Crop nutrients may drop as carbon dioxide rises

Iron, zinc and protein fall 5 to 10 percent at carbon dioxide levels projected for 2050

1:00pm, May 7, 2014

DIETARY DING  Wheat and other crops growing in circles surrounded by vents spewing carbon dioxide (similar to the one shown) suggest that high amounts of the greenhouse gas could lower foods' levels of nutrients required for a healthy diet.

In addition to mucking up the planet’s climate, carbon pollution spewed into the atmosphere by burning fossil fuels may also make food less nutritious.

Experimentally elevated levels of carbon dioxide in the air lowered many plants’ levels of iron, zinc and protein — required nutrients for human health.
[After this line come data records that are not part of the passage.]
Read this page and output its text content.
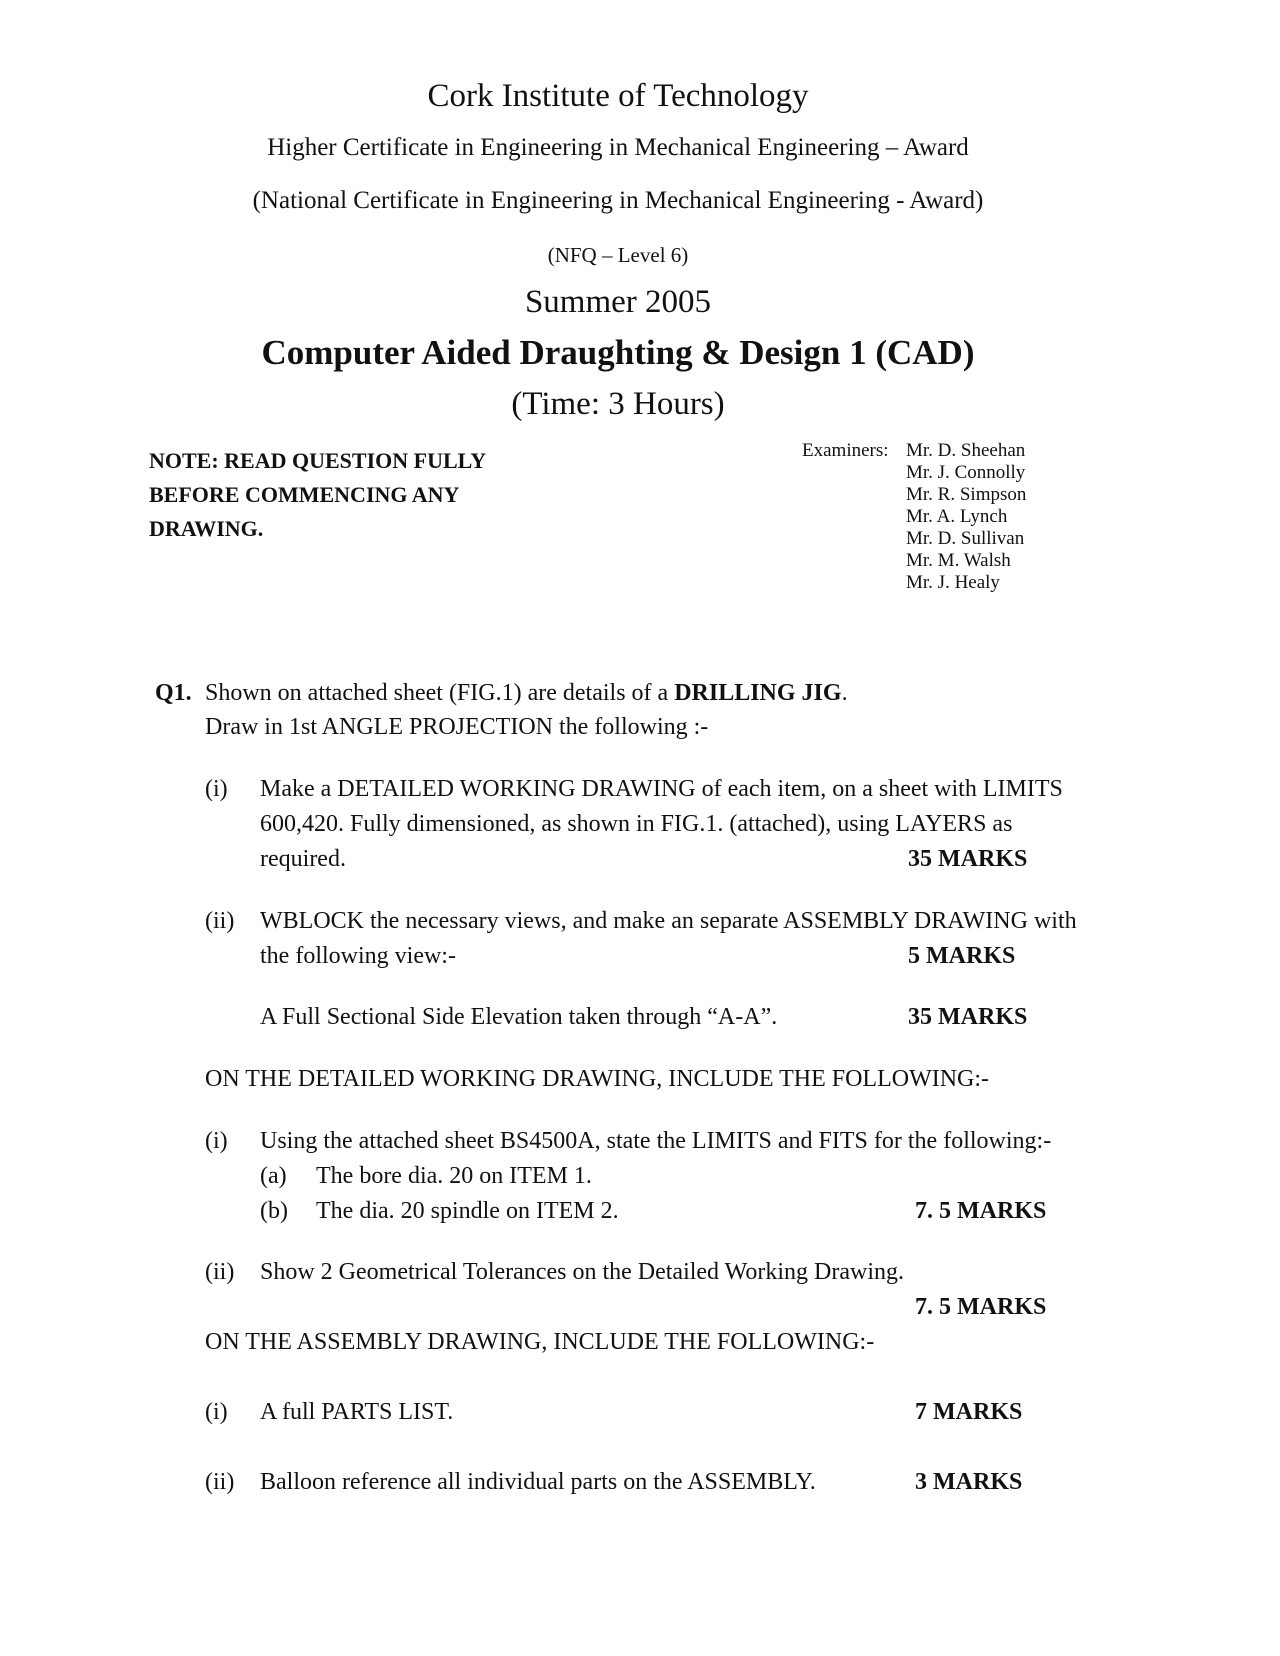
Cork Institute of Technology
Higher Certificate in Engineering in Mechanical Engineering – Award
(National Certificate in Engineering in Mechanical Engineering - Award)
(NFQ – Level 6)
Summer 2005
Computer Aided Draughting & Design 1 (CAD)
(Time: 3 Hours)
NOTE: READ QUESTION FULLY
BEFORE COMMENCING ANY
DRAWING.
Examiners: Mr. D. Sheehan
Mr. J. Connolly
Mr. R. Simpson
Mr. A. Lynch
Mr. D. Sullivan
Mr. M. Walsh
Mr. J. Healy
Q1. Shown on attached sheet (FIG.1) are details of a DRILLING JIG.
Draw in 1st ANGLE PROJECTION the following :-
(i) Make a DETAILED WORKING DRAWING of each item, on a sheet with LIMITS
600,420. Fully dimensioned, as shown in FIG.1. (attached), using LAYERS as
required.	35 MARKS
(ii) WBLOCK the necessary views, and make an separate ASSEMBLY DRAWING with
the following view:-	5 MARKS
A Full Sectional Side Elevation taken through “A-A”.	35 MARKS
ON THE DETAILED WORKING DRAWING, INCLUDE THE FOLLOWING:-
(i) Using the attached sheet BS4500A, state the LIMITS and FITS for the following:-
(a) The bore dia. 20 on ITEM 1.
(b) The dia. 20 spindle on ITEM 2.	7. 5 MARKS
(ii) Show 2 Geometrical Tolerances on the Detailed Working Drawing.
7. 5 MARKS
ON THE ASSEMBLY DRAWING, INCLUDE THE FOLLOWING:-
(i) A full PARTS LIST.	7 MARKS
(ii) Balloon reference all individual parts on the ASSEMBLY.	3 MARKS
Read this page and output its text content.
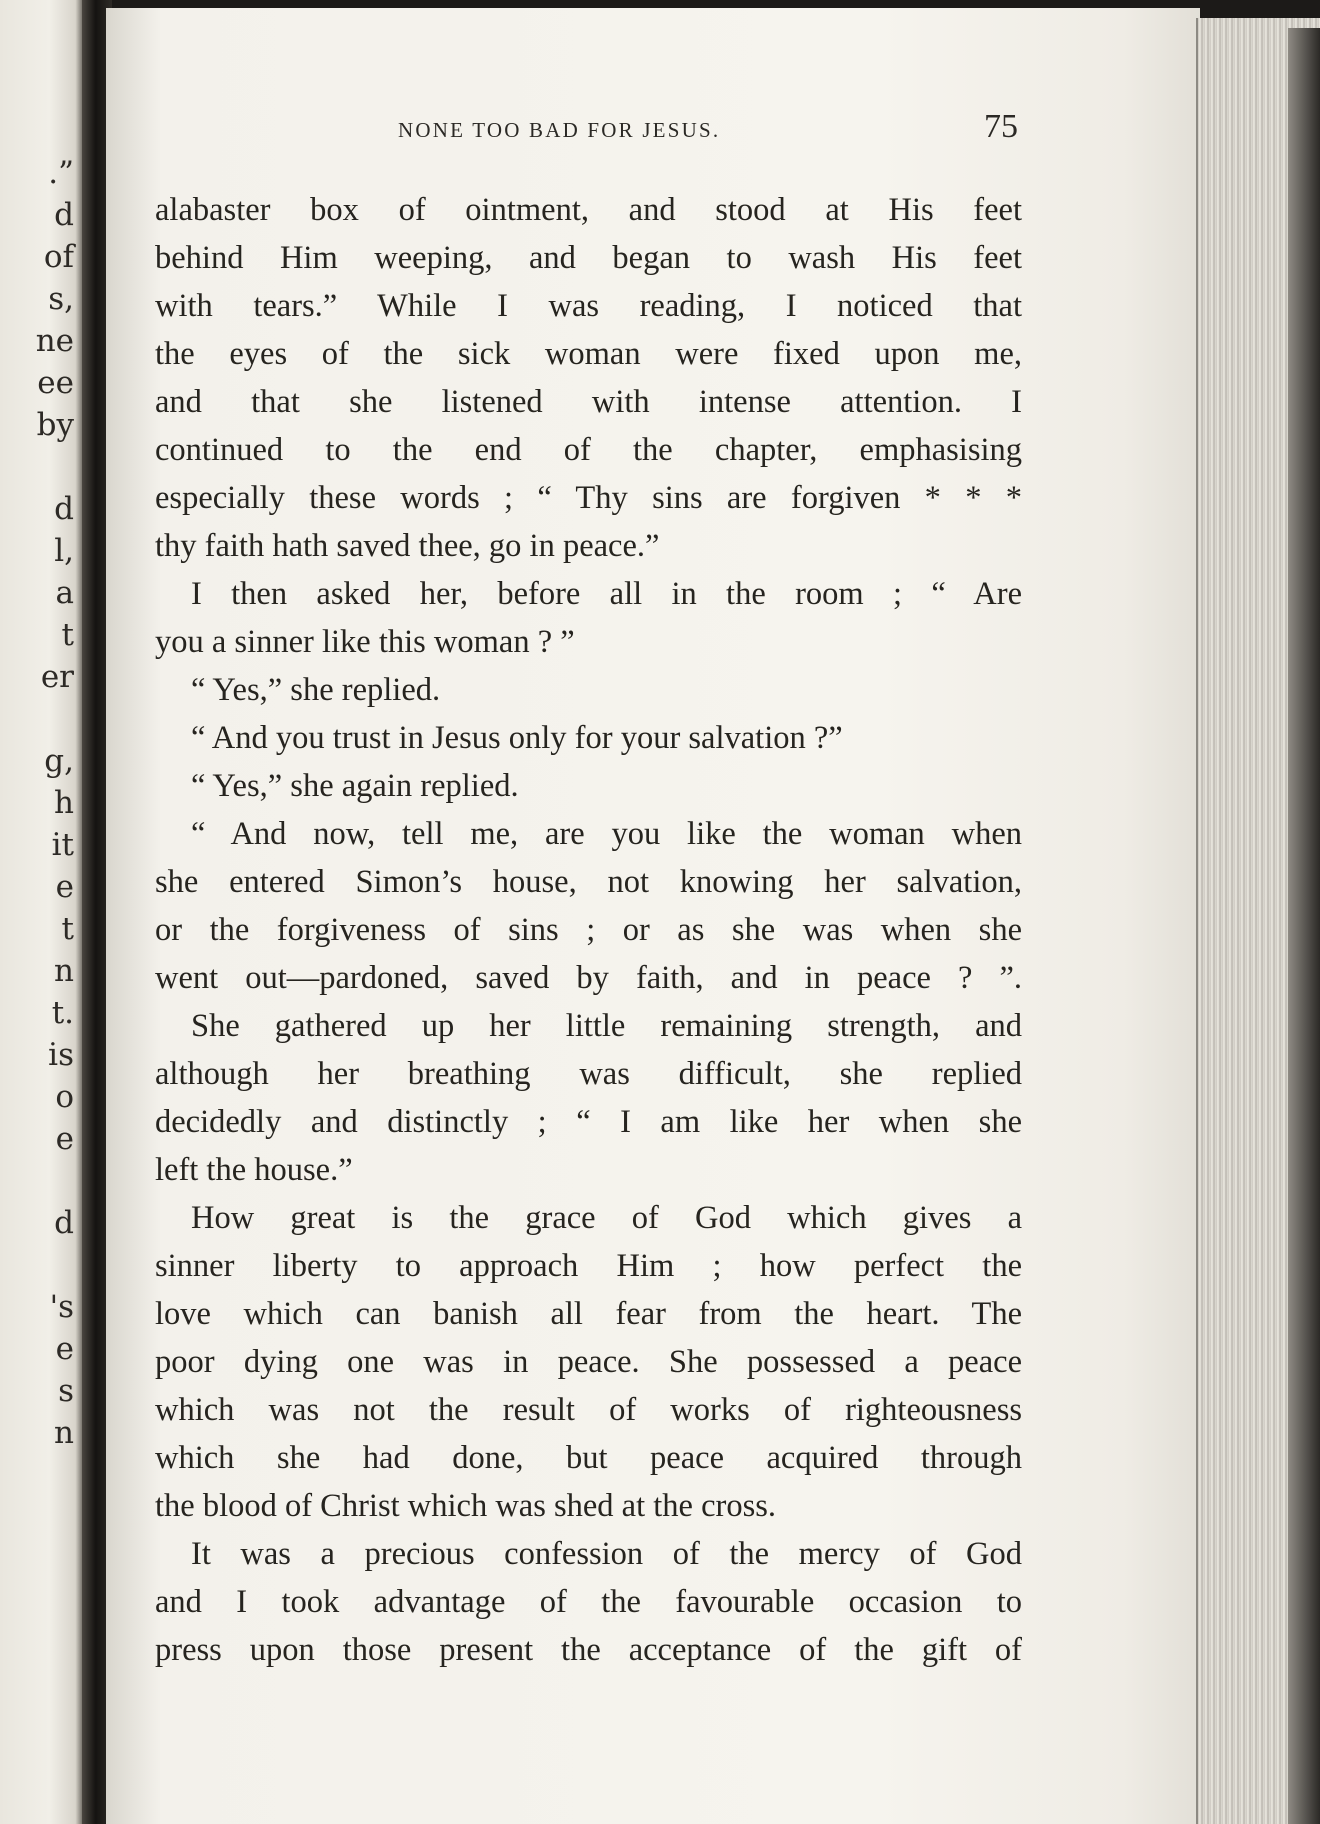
.”
d
of
s,
ne
ee
by
d
l,
a
t
er
g,
h
it
e
t
n
t.
is
o
e
d
's
e
s
n
NONE TOO BAD FOR JESUS.	75
alabaster box of ointment, and stood at His feet
behind Him weeping, and began to wash His feet
with tears.” While I was reading, I noticed that
the eyes of the sick woman were fixed upon me,
and that she listened with intense attention. I
continued to the end of the chapter, emphasising
especially these words ; “ Thy sins are forgiven * * *
thy faith hath saved thee, go in peace.”
I then asked her, before all in the room ; “ Are
you a sinner like this woman ? ”
“ Yes,” she replied.
“ And you trust in Jesus only for your salvation ?”
“ Yes,” she again replied.
“ And now, tell me, are you like the woman when
she entered Simon’s house, not knowing her salvation,
or the forgiveness of sins ; or as she was when she
went out—pardoned, saved by faith, and in peace ? ”.
She gathered up her little remaining strength, and
although her breathing was difficult, she replied
decidedly and distinctly ; “ I am like her when she
left the house.”
How great is the grace of God which gives a
sinner liberty to approach Him ; how perfect the
love which can banish all fear from the heart. The
poor dying one was in peace. She possessed a peace
which was not the result of works of righteousness
which she had done, but peace acquired through
the blood of Christ which was shed at the cross.
It was a precious confession of the mercy of God
and I took advantage of the favourable occasion to
press upon those present the acceptance of the gift of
Researchers found these changes in the edible bits of staple grains and legumes such as wheat, rice and soybeans.

Appearing May 7 in Nature, the finding has alarming implications for global health, the authors say. Around 2 billion people already suffer from iron and zinc deficiencies, the authors report, and about the same number get 70 percent of their zinc and iron from these crops.

“That’s a really big deal,” says public health researcher Samuel Myers of Harvard. “If everyone was getting their dietary iron and zinc from fish, this wouldn’t matter much.”